Smoking Credit Card Reader Forces Plane's Emergency Landing

PHOTO: A Southwest Airlines Boeing 737 passenger jet lands as an Alaska Air Boeing 737 jet prepares to take off at Los Angeles International Airport on April 5, 2011.Getty Images
A Southwest Airlines Boeing 737 passenger jet lands as an Alaska Air Boeing 737 jet prepares to take off at Los Angeles International Airport on April 5, 2011.

An Alaska Air flight was forced to make an emergency landing in Buffalo, N.Y., today after a flight attendant’s credit card machine started smoking.

According to Alaska Air rep Nancy Trott, the device “was not on fire” but flight attendants did use a fire extinguisher to get rid of the smoke.

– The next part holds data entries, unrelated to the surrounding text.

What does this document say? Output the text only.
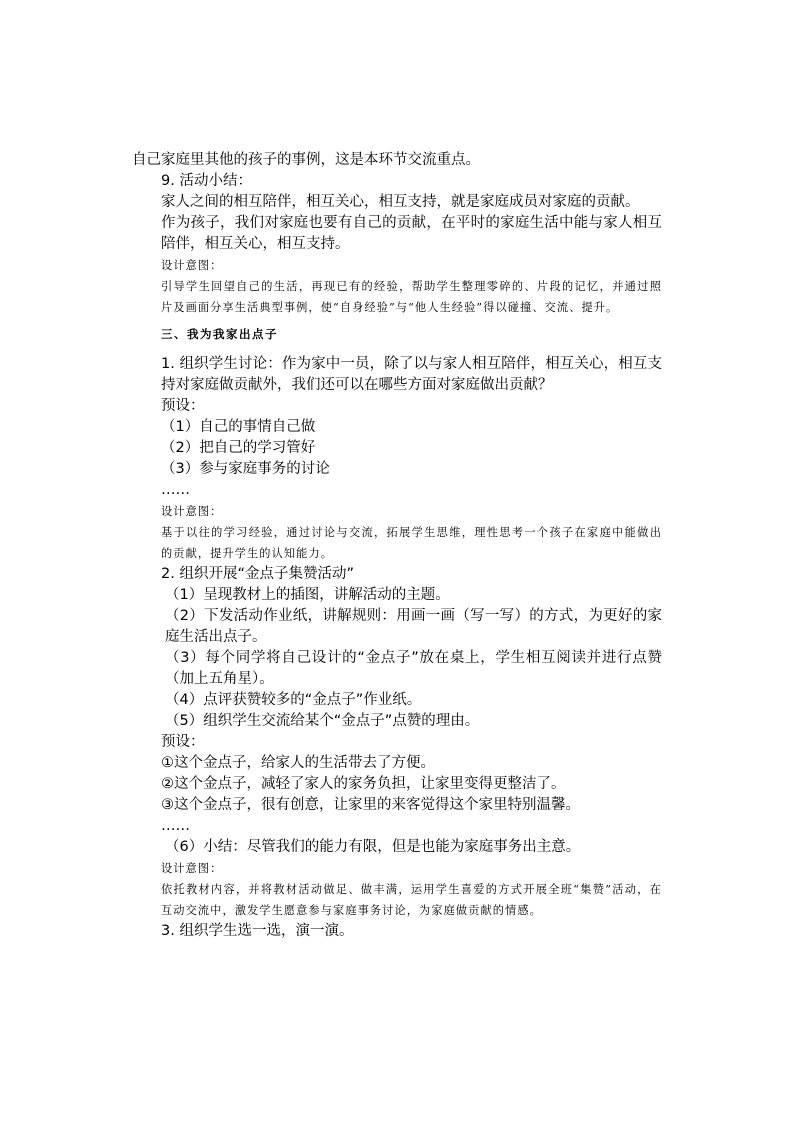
自己家庭里其他的孩子的事例，这是本环节交流重点。
9. 活动小结：
家人之间的相互陪伴，相互关心，相互支持，就是家庭成员对家庭的贡献。
作为孩子，我们对家庭也要有自己的贡献，在平时的家庭生活中能与家人相互陪伴，相互关心，相互支持。
设计意图：
引导学生回望自己的生活，再现已有的经验，帮助学生整理零碎的、片段的记忆，并通过照片及画面分享生活典型事例，使“自身经验”与“他人生经验”得以碰撞、交流、提升。
三、我为我家出点子
1. 组织学生讨论：作为家中一员，除了以与家人相互陪伴，相互关心，相互支持对家庭做贡献外，我们还可以在哪些方面对家庭做出贡献？
预设：
（1）自己的事情自己做
（2）把自己的学习管好
（3）参与家庭事务的讨论
……
设计意图：
基于以往的学习经验，通过讨论与交流，拓展学生思维，理性思考一个孩子在家庭中能做出的贡献，提升学生的认知能力。
2. 组织开展“金点子集赞活动”
（1）呈现教材上的插图，讲解活动的主题。
（2）下发活动作业纸，讲解规则：用画一画（写一写）的方式，为更好的家庭生活出点子。
（3）每个同学将自己设计的“金点子”放在桌上，学生相互阅读并进行点赞（加上五角星）。
（4）点评获赞较多的“金点子”作业纸。
（5）组织学生交流给某个“金点子”点赞的理由。
预设：
①这个金点子，给家人的生活带去了方便。
②这个金点子，减轻了家人的家务负担，让家里变得更整洁了。
③这个金点子，很有创意，让家里的来客觉得这个家里特别温馨。
……
（6）小结：尽管我们的能力有限，但是也能为家庭事务出主意。
设计意图：
依托教材内容，并将教材活动做足、做丰满，运用学生喜爱的方式开展全班“集赞”活动，在互动交流中，激发学生愿意参与家庭事务讨论，为家庭做贡献的情感。
3. 组织学生选一选，演一演。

The crew said it “looked like the battery was melting,” Trott told ABC News.

Buffalo Airport Public Information Officer Douglas Hartmayer said the "small fire" had been extinguished by the time the plane landed. The crew told firefighters that the device was sitting on a counter when they realized it was on fire. They then dropped it into a trash can and doused it with the extinguisher.

The credit card reader was equipped with a small lithium ion battery, similar to the type of battery that powers a watch or cellphone, according to the airline. Because lithium ion batteries have been known to spark fires, the FAA wants to limit large quantities of these batteries on aircraft.

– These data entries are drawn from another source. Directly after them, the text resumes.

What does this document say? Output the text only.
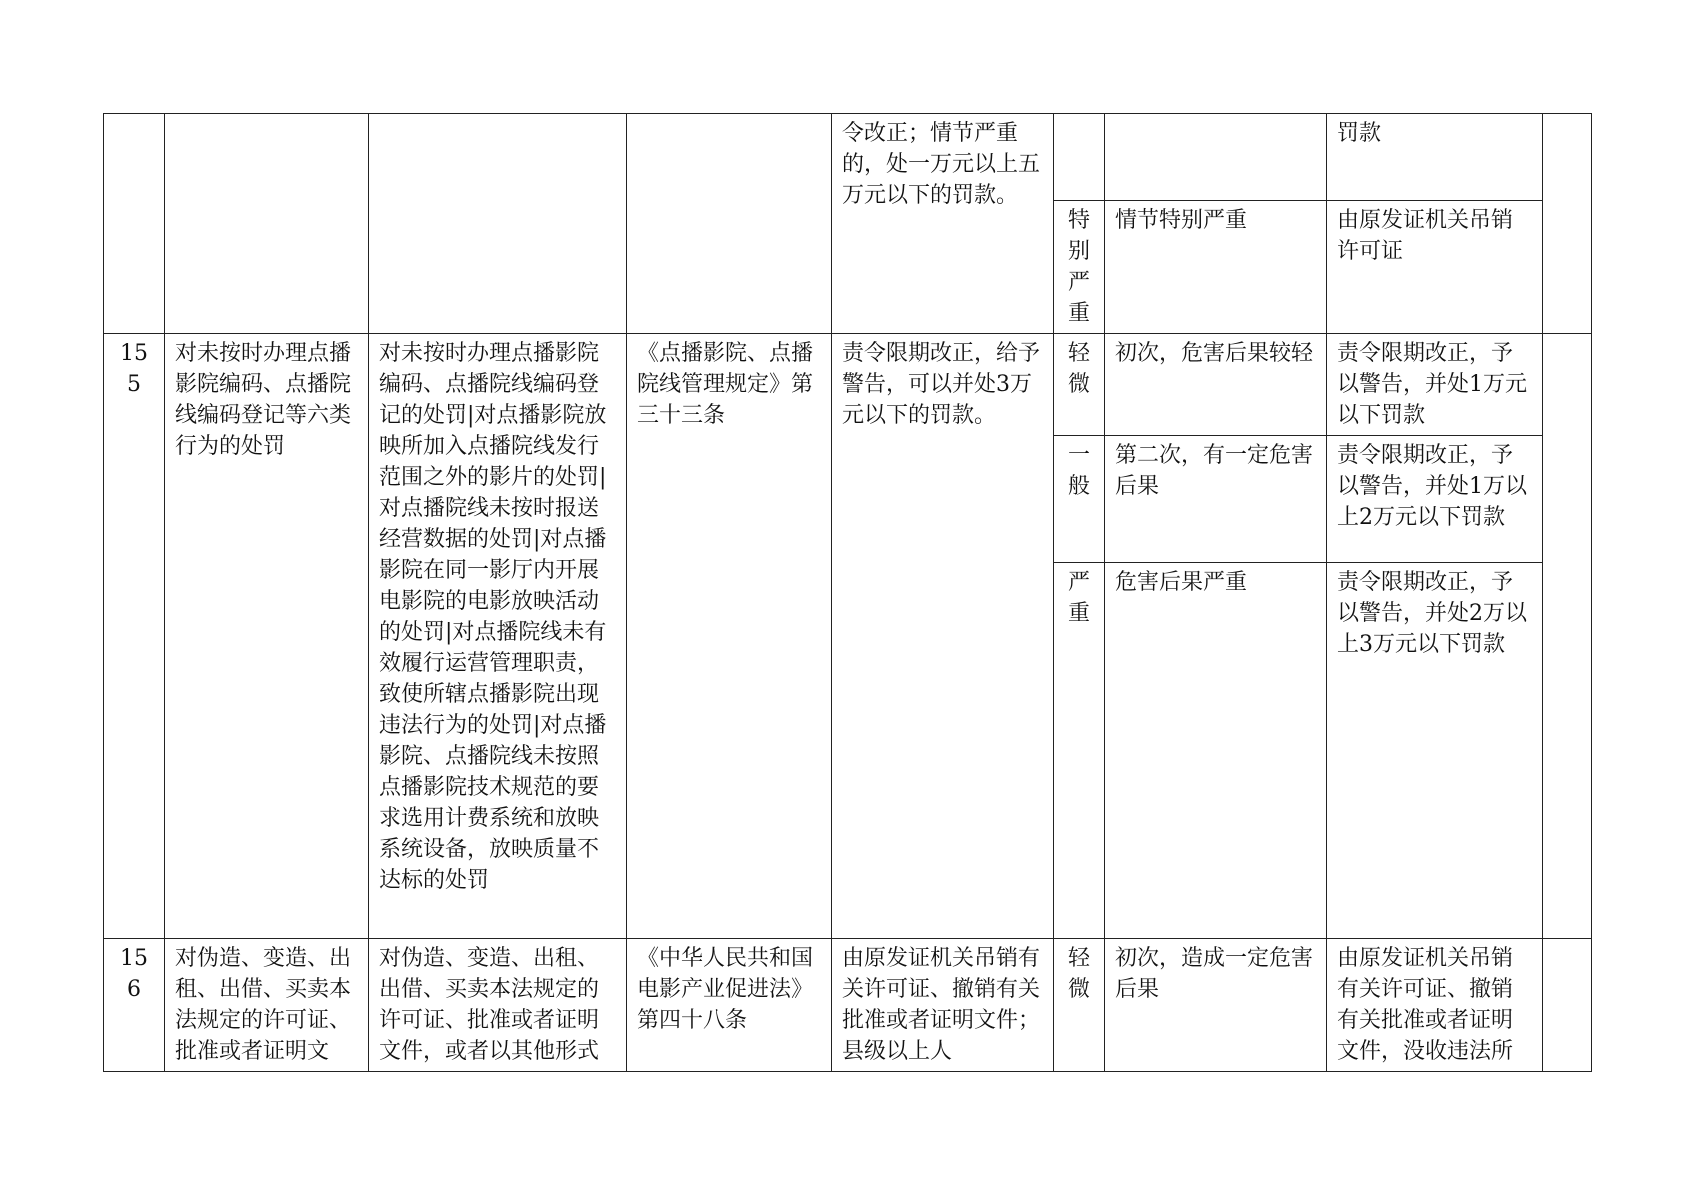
				令改正；情节严重的，处一万元以上五万元以下的罚款。			罚款	

					特别严重	情节特别严重	由原发证机关吊销许可证	
155	对未按时办理点播影院编码、点播院线编码登记等六类行为的处罚	对未按时办理点播影院编码、点播院线编码登记的处罚|对点播影院放映所加入点播院线发行范围之外的影片的处罚|对点播院线未按时报送经营数据的处罚|对点播影院在同一影厅内开展电影院的电影放映活动的处罚|对点播院线未有效履行运营管理职责，致使所辖点播影院出现违法行为的处罚|对点播影院、点播院线未按照点播影院技术规范的要求选用计费系统和放映系统设备，放映质量不达标的处罚	《点播影院、点播院线管理规定》第三十三条	责令限期改正，给予警告，可以并处3万元以下的罚款。	轻微	初次，危害后果较轻	责令限期改正，予以警告，并处1万元以下罚款	

					一般	第二次，有一定危害后果	责令限期改正，予以警告，并处1万以上2万元以下罚款	

					严重	危害后果严重	责令限期改正，予以警告，并处2万以上3万元以下罚款	
156	对伪造、变造、出租、出借、买卖本法规定的许可证、批准或者证明文	对伪造、变造、出租、出借、买卖本法规定的许可证、批准或者证明文件，或者以其他形式	《中华人民共和国电影产业促进法》第四十八条	由原发证机关吊销有关许可证、撤销有关批准或者证明文件；县级以上人	轻微	初次，造成一定危害后果	由原发证机关吊销有关许可证、撤销有关批准或者证明文件，没收违法所	
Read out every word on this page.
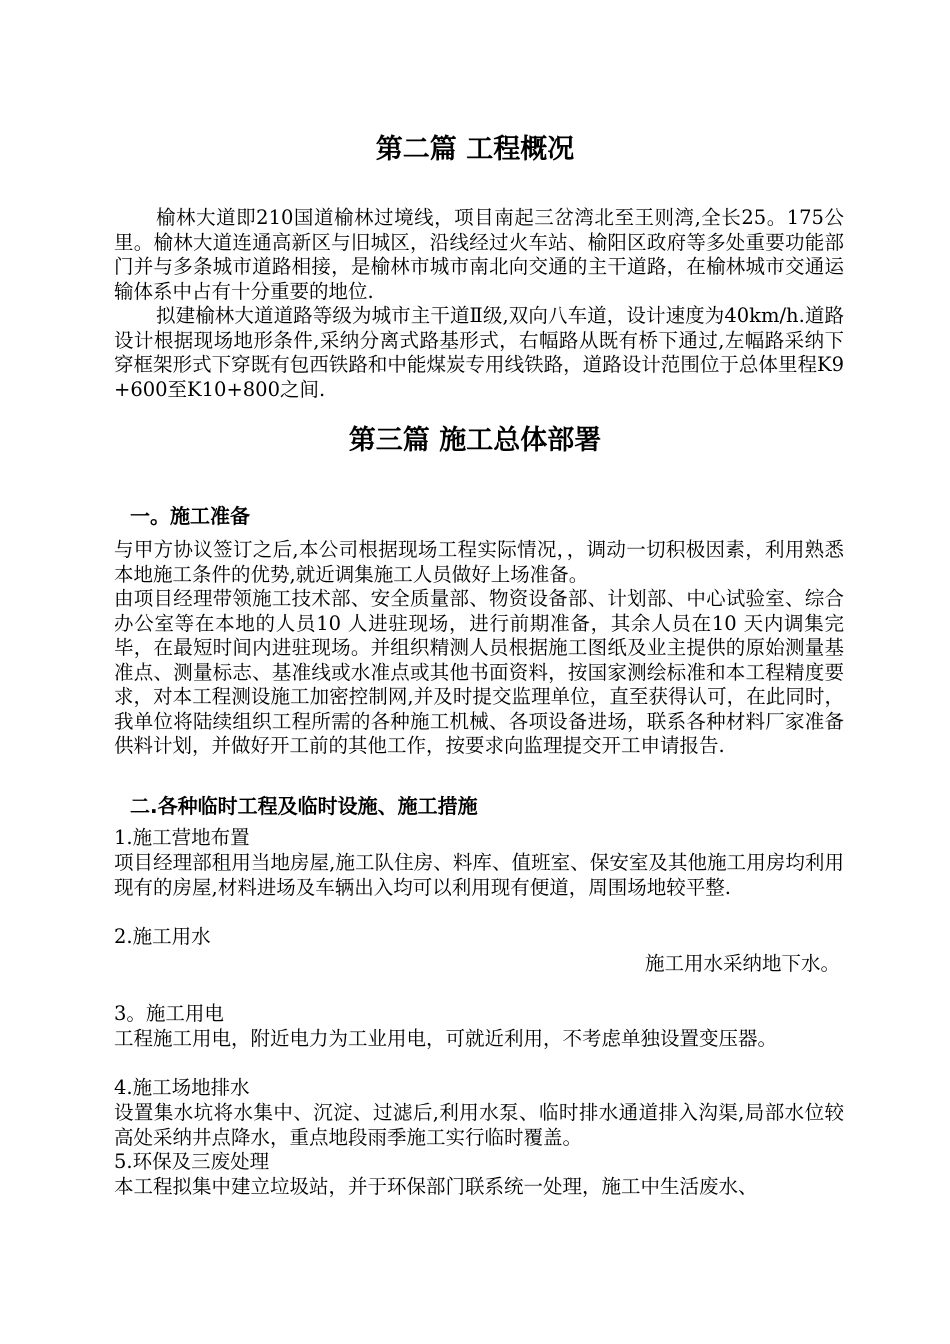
第二篇 工程概况
榆林大道即210国道榆林过境线，项目南起三岔湾北至王则湾,全长25。175公里。榆林大道连通高新区与旧城区，沿线经过火车站、榆阳区政府等多处重要功能部门并与多条城市道路相接，是榆林市城市南北向交通的主干道路，在榆林城市交通运输体系中占有十分重要的地位.
拟建榆林大道道路等级为城市主干道Ⅱ级,双向八车道，设计速度为40km/h.道路设计根据现场地形条件,采纳分离式路基形式，右幅路从既有桥下通过,左幅路采纳下穿框架形式下穿既有包西铁路和中能煤炭专用线铁路，道路设计范围位于总体里程K9+600至K10+800之间.
第三篇 施工总体部署
一。施工准备
与甲方协议签订之后,本公司根据现场工程实际情况，，调动一切积极因素，利用熟悉本地施工条件的优势,就近调集施工人员做好上场准备。
由项目经理带领施工技术部、安全质量部、物资设备部、计划部、中心试验室、综合办公室等在本地的人员10 人进驻现场，进行前期准备，其余人员在10 天内调集完毕，在最短时间内进驻现场。并组织精测人员根据施工图纸及业主提供的原始测量基准点、测量标志、基准线或水准点或其他书面资料，按国家测绘标准和本工程精度要求，对本工程测设施工加密控制网,并及时提交监理单位，直至获得认可，在此同时，我单位将陆续组织工程所需的各种施工机械、各项设备进场，联系各种材料厂家准备供料计划，并做好开工前的其他工作，按要求向监理提交开工申请报告.
二.各种临时工程及临时设施、施工措施
1.施工营地布置
项目经理部租用当地房屋,施工队住房、料库、值班室、保安室及其他施工用房均利用现有的房屋,材料进场及车辆出入均可以利用现有便道，周围场地较平整.
2.施工用水
施工用水采纳地下水。
3。施工用电
工程施工用电，附近电力为工业用电，可就近利用，不考虑单独设置变压器。
4.施工场地排水
设置集水坑将水集中、沉淀、过滤后,利用水泵、临时排水通道排入沟渠,局部水位较高处采纳井点降水，重点地段雨季施工实行临时覆盖。
5.环保及三废处理
本工程拟集中建立垃圾站，并于环保部门联系统一处理，施工中生活废水、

Alaska Air is removing the devices for inspection and reverting back to the airline's old card reader.

"We believe this to be a very isolated incident," the manufacturer of the card reader, GuestLogix Inc., told ABC today. "However in an abundance of caution we have recalled all the devices that are the same model as the one on Alaska Airlines."

No one was injured, and the Boeing B737, on its way from Newark, N.J., to Seattle with nearly 200 passengers on board, landed safely at the Buffalo Niagara International Airport around 8:40 a.m. ET.

The FAA is investigating the incident.